Affiliation:
1. Department of Homeopathy, Faculty of Health Sciences, Durban University of Technology, Durban, South Africa
2. Department of Basic Medical Science, Faculty of Health Sciences, Durban University of Technology, Durban, South Africa
Abstract
Abstract
Background Polycystic ovarian syndrome (PCOS) is a complex reproductive endocrinopathy affecting 4–20% of females of reproductive age. PCOS and its consequent complications such as infertility, diabetes mellitus and cardiovascular disease significantly impact clinical management. Complementary and alternative medicine (CAM), including homeopathy, is gaining recognition in PCOS management. There remains a paucity of formal protocols for managing PCOS within homeopathy and other CAM systems.
Aims/objectives This study aimed to explore and document existing therapeutic practices in the management of PCOS from diagnosis to treatment used by practitioners within various disciplines of CAM: viz., homeopathy, ayurveda, unani tibb, traditional Chinese medicine (TCM) and naturopathy, in the context of their unique philosophical background.
Methods In this explorative, descriptive study, data were collected from CAM practitioners in eThekwini Municipality, KwaZulu Natal, South Africa, using semi-structured interviews and analysed using Tesch's and Creswell's methods for qualitative analysis.

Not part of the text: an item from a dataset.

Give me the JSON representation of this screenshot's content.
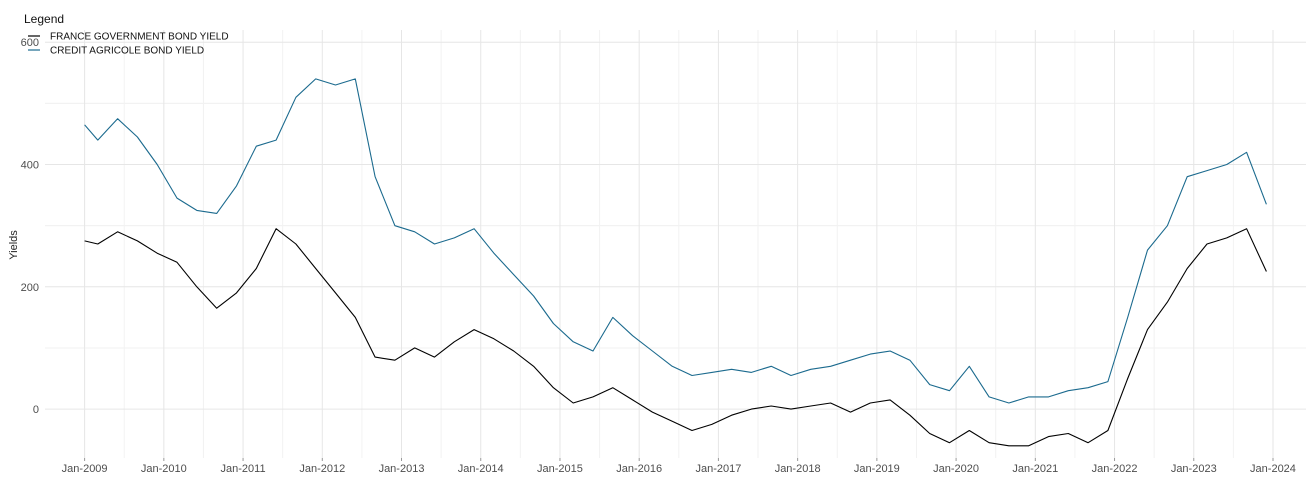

Results Four themes emerged from the data, namely: CAM philosophical perspectives on PCOS, contributing factors, diagnosis of PCOS, and management of PCOS. Five sub-themes emerged: clinical diagnosis of PCOS, CAM-specific characterisation of PCOS, CAM-specific treatment of PCOS, adjunctive therapies, and lifestyle interventions. Homeopathic management comprised several prescribing methods, the most common ones being miasmatic/constitutional, keynote and clinical, alongside adjunctive therapies and lifestyle interventions. Other CAM modalities adopted similar holistic approaches.
Conclusions This paper offers a comprehensive exploration of the perceptions, clinical investigations and management practices in PCOS by homeopaths and four other CAM modalities – ayurveda, unani tibb, TCM and naturopathy – as documented in the study. Homeopaths and other CAM practitioners employed CAM-specific therapies, along with adjunctive therapies and lifestyle interventions, adopting holistic approaches. Enhancing the quality of life through emotional counselling, stress reduction and lifestyle improvements emerged as shared objectives across modalities. Our findings underscore the need to further explore inter-disciplinary collaboration in PCOS management among registered CAM practitioners, with the potential to expand the scope of comprehensive care for PCOS patients.